I was trying my hardest to keep my secret, but I had to tell somebody. I had to say something.
“I found something, when my foster mom go to sleep I’m gone bring it over.” Shakita’s face looked confused.
“What do you have?” She asked.
“Coke.” I answered.
“How much?”
“I don’t know... I’ll show you later.”
“Aight youngin’, but if I show you, what I get out the whole deal?”
I knew this shit was coming but I didn’t care, plus I wasn’t gone show her but a little piece of that brick anyway. I had a question burning in my mind though.
“Shakita, is it true what they say about you... that you smoke the pipe?”
I just had to ask. I figured I may as well just be straight to the point. Shakita sighed and placed her hand on her hip.
“Baby I’m a grown ass woman, and I take care of me.

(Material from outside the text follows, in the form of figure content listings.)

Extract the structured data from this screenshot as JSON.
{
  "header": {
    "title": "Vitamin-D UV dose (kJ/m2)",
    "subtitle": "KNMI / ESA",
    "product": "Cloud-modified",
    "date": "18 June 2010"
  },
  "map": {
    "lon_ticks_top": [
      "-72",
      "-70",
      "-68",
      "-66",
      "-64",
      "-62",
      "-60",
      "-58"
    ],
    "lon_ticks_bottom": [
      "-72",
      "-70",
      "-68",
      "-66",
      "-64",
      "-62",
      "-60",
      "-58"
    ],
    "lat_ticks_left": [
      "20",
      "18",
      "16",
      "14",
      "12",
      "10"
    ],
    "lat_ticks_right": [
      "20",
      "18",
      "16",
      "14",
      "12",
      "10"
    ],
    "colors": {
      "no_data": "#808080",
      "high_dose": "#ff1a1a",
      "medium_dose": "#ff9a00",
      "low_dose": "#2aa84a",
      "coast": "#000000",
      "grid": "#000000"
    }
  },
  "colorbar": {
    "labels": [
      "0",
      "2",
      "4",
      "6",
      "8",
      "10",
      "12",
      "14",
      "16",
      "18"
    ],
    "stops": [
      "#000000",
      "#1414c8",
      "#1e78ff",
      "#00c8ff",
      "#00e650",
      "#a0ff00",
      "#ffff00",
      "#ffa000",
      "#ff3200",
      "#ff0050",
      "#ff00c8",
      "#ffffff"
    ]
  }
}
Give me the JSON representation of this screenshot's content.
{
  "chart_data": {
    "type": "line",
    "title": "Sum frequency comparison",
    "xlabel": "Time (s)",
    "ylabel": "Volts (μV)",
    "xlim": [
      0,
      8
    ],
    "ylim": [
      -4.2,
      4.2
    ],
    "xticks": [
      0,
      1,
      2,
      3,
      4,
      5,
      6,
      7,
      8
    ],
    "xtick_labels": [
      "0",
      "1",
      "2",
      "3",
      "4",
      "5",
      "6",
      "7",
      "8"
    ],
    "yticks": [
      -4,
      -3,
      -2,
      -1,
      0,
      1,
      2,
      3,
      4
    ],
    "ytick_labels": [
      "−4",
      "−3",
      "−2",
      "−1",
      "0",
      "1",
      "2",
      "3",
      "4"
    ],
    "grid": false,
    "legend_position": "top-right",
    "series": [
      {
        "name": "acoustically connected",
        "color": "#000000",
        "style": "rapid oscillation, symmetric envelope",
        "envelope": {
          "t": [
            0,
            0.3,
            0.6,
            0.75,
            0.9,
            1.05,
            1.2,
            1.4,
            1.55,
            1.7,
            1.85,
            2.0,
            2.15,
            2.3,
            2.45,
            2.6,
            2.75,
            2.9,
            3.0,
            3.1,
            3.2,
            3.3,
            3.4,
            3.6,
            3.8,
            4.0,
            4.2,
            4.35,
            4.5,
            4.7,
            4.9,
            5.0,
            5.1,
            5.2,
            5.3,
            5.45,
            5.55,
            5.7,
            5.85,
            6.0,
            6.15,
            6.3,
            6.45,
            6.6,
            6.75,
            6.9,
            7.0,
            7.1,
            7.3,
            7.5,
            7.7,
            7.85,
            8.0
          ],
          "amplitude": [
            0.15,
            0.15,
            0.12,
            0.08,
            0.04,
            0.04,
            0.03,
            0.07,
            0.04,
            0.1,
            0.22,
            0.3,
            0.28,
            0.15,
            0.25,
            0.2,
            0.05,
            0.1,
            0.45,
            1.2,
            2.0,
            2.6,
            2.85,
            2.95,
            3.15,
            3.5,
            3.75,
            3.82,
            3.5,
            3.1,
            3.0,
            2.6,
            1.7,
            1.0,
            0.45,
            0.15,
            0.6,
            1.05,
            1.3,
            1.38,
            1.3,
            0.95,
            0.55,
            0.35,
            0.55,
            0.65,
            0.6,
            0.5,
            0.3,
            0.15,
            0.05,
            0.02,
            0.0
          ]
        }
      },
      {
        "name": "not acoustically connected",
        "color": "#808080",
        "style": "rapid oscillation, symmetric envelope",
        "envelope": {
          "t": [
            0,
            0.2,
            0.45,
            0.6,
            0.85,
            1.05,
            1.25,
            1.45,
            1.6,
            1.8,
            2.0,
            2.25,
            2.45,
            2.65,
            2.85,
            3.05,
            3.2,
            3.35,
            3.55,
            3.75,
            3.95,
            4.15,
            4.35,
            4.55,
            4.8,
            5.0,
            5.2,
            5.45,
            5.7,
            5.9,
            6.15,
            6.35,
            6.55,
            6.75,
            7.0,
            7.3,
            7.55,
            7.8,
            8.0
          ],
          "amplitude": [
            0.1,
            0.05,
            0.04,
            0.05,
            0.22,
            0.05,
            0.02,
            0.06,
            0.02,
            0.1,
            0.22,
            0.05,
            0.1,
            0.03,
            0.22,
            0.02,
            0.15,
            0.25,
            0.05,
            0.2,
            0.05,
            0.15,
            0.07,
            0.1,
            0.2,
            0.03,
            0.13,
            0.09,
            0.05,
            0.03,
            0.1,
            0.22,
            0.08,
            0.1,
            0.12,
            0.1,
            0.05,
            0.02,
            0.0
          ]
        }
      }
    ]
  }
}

I lace my weed wit that naughty shit, but I don’t fuck wit’ no straights. I’m not a crackhead, I just do me. And those same niggas that be talking shit is the same niggas that would be standing in line waiting to taste this pussy. I’m twenty-nine years old and I still look twenty baby. Play your cards right and I might just let you taste it. You just come get me when you ready youngin’... aight!”
I was speechless. Shakita did still look good, but she had been around the block. I couldn’t trust nobody else to teach me though.
I went inside my house and sat in front of the computer. I googled cocaine. I decided to do some research before I get down with this. I looked at wholesale prices, Street prices and weights. I also learned about cutting and cooking. I decided to take what appeared to be a quarter of the whole brick and then I broke that in half. Yep I figured an eighth of a brick would be about four and a half ounces. That’s just enough to get me in the game. I decided not to let anyone know what I had. I put the rest of the coke in my closet. I put the four and a half ounces in a zip-lock bag and wrapped it up. I walked over to Shakita’s house. I sat down on the couch as Mr. Nick, the neighborhood smoker/handyman was fixing the door. Shakita was at the top of the steps.